Jim Basnight — Tonight (Yellow Pills Volume 3): Basnight led The Moberlys, a Seattle power pop outfit, and since then has led the Rockingtons and done his own solo thing. His music is best compared to The Plimsouls and Tom Petty. It mines great ’60s and ’70s sources and is played with tons of passion. A cult figure in the Pacific Northwest.
Nat King Cole and Dean Martin — Open Up The Doghouse (The Nat King Cole Story): Cole was so effortlessly cool, a naturally swinging singer and pianist, whose mix of jazz, pop and blues was perfect for the post-war era. Of course, add Dean Martin to the mix and the cool factor goes off the charts. On this number, Nat and Dean trade stories about screwing up with their ladies and ending up in the you know where. Not sure about Nat saying that you need to treat women “rough” and “slap ‘em” to show them who’s boss.
ABBA — Super Trouper (Gold): Not one of there mega gigantic worldwide hits, just an international hit. Overall, not as melodically rewarding as the best ABBA singles, but the vocal arrangements are fantastic, making a decent chorus sound much more special.

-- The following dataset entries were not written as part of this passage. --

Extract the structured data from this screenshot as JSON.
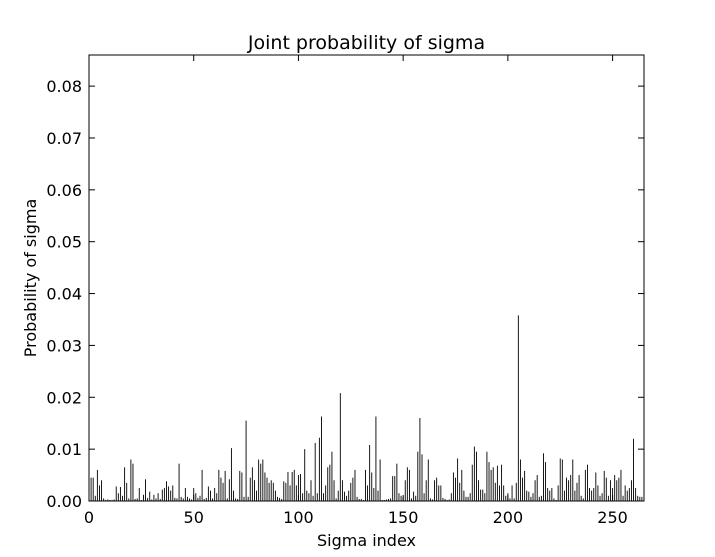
{
  "chart_data": {
    "type": "bar",
    "title": "Joint probability of sigma",
    "xlabel": "Sigma index",
    "ylabel": "Probability of sigma",
    "xlim": [
      0,
      265
    ],
    "ylim": [
      0.0,
      0.086
    ],
    "grid": false,
    "legend": "none",
    "bar_color": "#000000",
    "xticks": [
      0,
      50,
      100,
      150,
      200,
      250
    ],
    "xtick_labels": [
      "0",
      "50",
      "100",
      "150",
      "200",
      "250"
    ],
    "yticks": [
      0.0,
      0.01,
      0.02,
      0.03,
      0.04,
      0.05,
      0.06,
      0.07,
      0.08
    ],
    "ytick_labels": [
      "0.00",
      "0.01",
      "0.02",
      "0.03",
      "0.04",
      "0.05",
      "0.06",
      "0.07",
      "0.08"
    ],
    "x": [
      1,
      2,
      3,
      4,
      5,
      6,
      7,
      8,
      9,
      10,
      11,
      12,
      13,
      14,
      15,
      16,
      17,
      18,
      19,
      20,
      21,
      22,
      23,
      24,
      25,
      26,
      27,
      28,
      29,
      30,
      31,
      32,
      33,
      34,
      35,
      36,
      37,
      38,
      39,
      40,
      41,
      42,
      43,
      44,
      45,
      46,
      47,
      48,
      49,
      50,
      51,
      52,
      53,
      54,
      55,
      56,
      57,
      58,
      59,
      60,
      61,
      62,
      63,
      64,
      65,
      66,
      67,
      68,
      69,
      70,
      71,
      72,
      73,
      74,
      75,
      76,
      77,
      78,
      79,
      80,
      81,
      82,
      83,
      84,
      85,
      86,
      87,
      88,
      89,
      90,
      91,
      92,
      93,
      94,
      95,
      96,
      97,
      98,
      99,
      100,
      101,
      102,
      103,
      104,
      105,
      106,
      107,
      108,
      109,
      110,
      111,
      112,
      113,
      114,
      115,
      116,
      117,
      118,
      119,
      120,
      121,
      122,
      123,
      124,
      125,
      126,
      127,
      128,
      129,
      130,
      131,
      132,
      133,
      134,
      135,
      136,
      137,
      138,
      139,
      140,
      141,
      142,
      143,
      144,
      145,
      146,
      147,
      148,
      149,
      150,
      151,
      152,
      153,
      154,
      155,
      156,
      157,
      158,
      159,
      160,
      161,
      162,
      163,
      164,
      165,
      166,
      167,
      168,
      169,
      170,
      171,
      172,
      173,
      174,
      175,
      176,
      177,
      178,
      179,
      180,
      181,
      182,
      183,
      184,
      185,
      186,
      187,
      188,
      189,
      190,
      191,
      192,
      193,
      194,
      195,
      196,
      197,
      198,
      199,
      200,
      201,
      202,
      203,
      204,
      205,
      206,
      207,
      208,
      209,
      210,
      211,
      212,
      213,
      214,
      215,
      216,
      217,
      218,
      219,
      220,
      221,
      222,
      223,
      224,
      225,
      226,
      227,
      228,
      229,
      230,
      231,
      232,
      233,
      234,
      235,
      236,
      237,
      238,
      239,
      240,
      241,
      242,
      243,
      244,
      245,
      246,
      247,
      248,
      249,
      250,
      251,
      252,
      253,
      254,
      255,
      256,
      257,
      258,
      259,
      260,
      261,
      262,
      263,
      264
    ],
    "values": [
      0.0045,
      0.0045,
      0.001,
      0.006,
      0.003,
      0.004,
      0.0005,
      0.0002,
      0.0003,
      0.0002,
      0.0002,
      0.0003,
      0.0028,
      0.0015,
      0.0027,
      0.001,
      0.0065,
      0.0035,
      0.0005,
      0.008,
      0.0072,
      0.0004,
      0.0005,
      0.0025,
      0.0002,
      0.0012,
      0.0042,
      0.0006,
      0.0018,
      0.0003,
      0.0012,
      0.0005,
      0.0015,
      0.0004,
      0.0022,
      0.0025,
      0.0038,
      0.0028,
      0.002,
      0.003,
      0.0006,
      0.0005,
      0.0072,
      0.0008,
      0.0005,
      0.0025,
      0.0008,
      0.0005,
      0.0003,
      0.0025,
      0.0015,
      0.0006,
      0.001,
      0.006,
      0.0004,
      0.0006,
      0.0028,
      0.002,
      0.0005,
      0.0025,
      0.0015,
      0.006,
      0.0045,
      0.0035,
      0.0058,
      0.0005,
      0.0042,
      0.0102,
      0.002,
      0.0005,
      0.0004,
      0.0058,
      0.0055,
      0.0008,
      0.0155,
      0.0008,
      0.0045,
      0.0065,
      0.004,
      0.002,
      0.008,
      0.0072,
      0.008,
      0.0055,
      0.0045,
      0.0035,
      0.004,
      0.0035,
      0.002,
      0.0008,
      0.0006,
      0.0004,
      0.0038,
      0.0035,
      0.0056,
      0.003,
      0.0056,
      0.006,
      0.003,
      0.005,
      0.0052,
      0.0015,
      0.01,
      0.002,
      0.0015,
      0.004,
      0.001,
      0.0112,
      0.0015,
      0.0122,
      0.0163,
      0.0015,
      0.003,
      0.0065,
      0.007,
      0.0095,
      0.004,
      0.0005,
      0.002,
      0.0208,
      0.004,
      0.0018,
      0.001,
      0.002,
      0.0035,
      0.0045,
      0.006,
      0.0008,
      0.0004,
      0.0004,
      0.0002,
      0.006,
      0.003,
      0.0108,
      0.0055,
      0.0025,
      0.0163,
      0.002,
      0.008,
      0.0002,
      0.0002,
      0.0003,
      0.0004,
      0.0005,
      0.0048,
      0.0048,
      0.0072,
      0.0015,
      0.001,
      0.0008,
      0.004,
      0.0065,
      0.006,
      0.0005,
      0.0018,
      0.001,
      0.0095,
      0.016,
      0.009,
      0.0015,
      0.004,
      0.008,
      0.0005,
      0.0003,
      0.004,
      0.0045,
      0.003,
      0.003,
      0.0006,
      0.0004,
      0.0002,
      0.0003,
      0.0015,
      0.0055,
      0.0045,
      0.0082,
      0.0035,
      0.006,
      0.002,
      0.0008,
      0.0008,
      0.0015,
      0.007,
      0.0105,
      0.0095,
      0.004,
      0.0022,
      0.0022,
      0.0015,
      0.0095,
      0.0075,
      0.006,
      0.0065,
      0.0035,
      0.0068,
      0.003,
      0.007,
      0.003,
      0.001,
      0.0015,
      0.0005,
      0.003,
      0.0005,
      0.0035,
      0.0358,
      0.008,
      0.0045,
      0.0058,
      0.002,
      0.0018,
      0.0008,
      0.0015,
      0.004,
      0.005,
      0.0008,
      0.001,
      0.0092,
      0.0075,
      0.0025,
      0.002,
      0.0025,
      0.0005,
      0.0002,
      0.003,
      0.0082,
      0.008,
      0.002,
      0.0045,
      0.004,
      0.005,
      0.008,
      0.002,
      0.0035,
      0.005,
      0.001,
      0.0005,
      0.006,
      0.007,
      0.0025,
      0.002,
      0.0025,
      0.0055,
      0.003,
      0.001,
      0.0015,
      0.0058,
      0.0045,
      0.001,
      0.004,
      0.0025,
      0.005,
      0.004,
      0.0045,
      0.006,
      0.001,
      0.003,
      0.002,
      0.0025,
      0.004,
      0.012,
      0.0025,
      0.001,
      0.0008,
      0.0008
    ]
  }
}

Foghat — Stone Blue (Stone Blue): The last rocking hit single for the British boogie band. Foghat was a pretty limited band, but they eventually got to a point where you could count on them to whip up two or three really catchy rock ‘n’ roll numbers (three or four if they had the sense to throw in a Chuck Berry or Bo Diddley cover). This song has some pretty cool bottleneck guitar leads.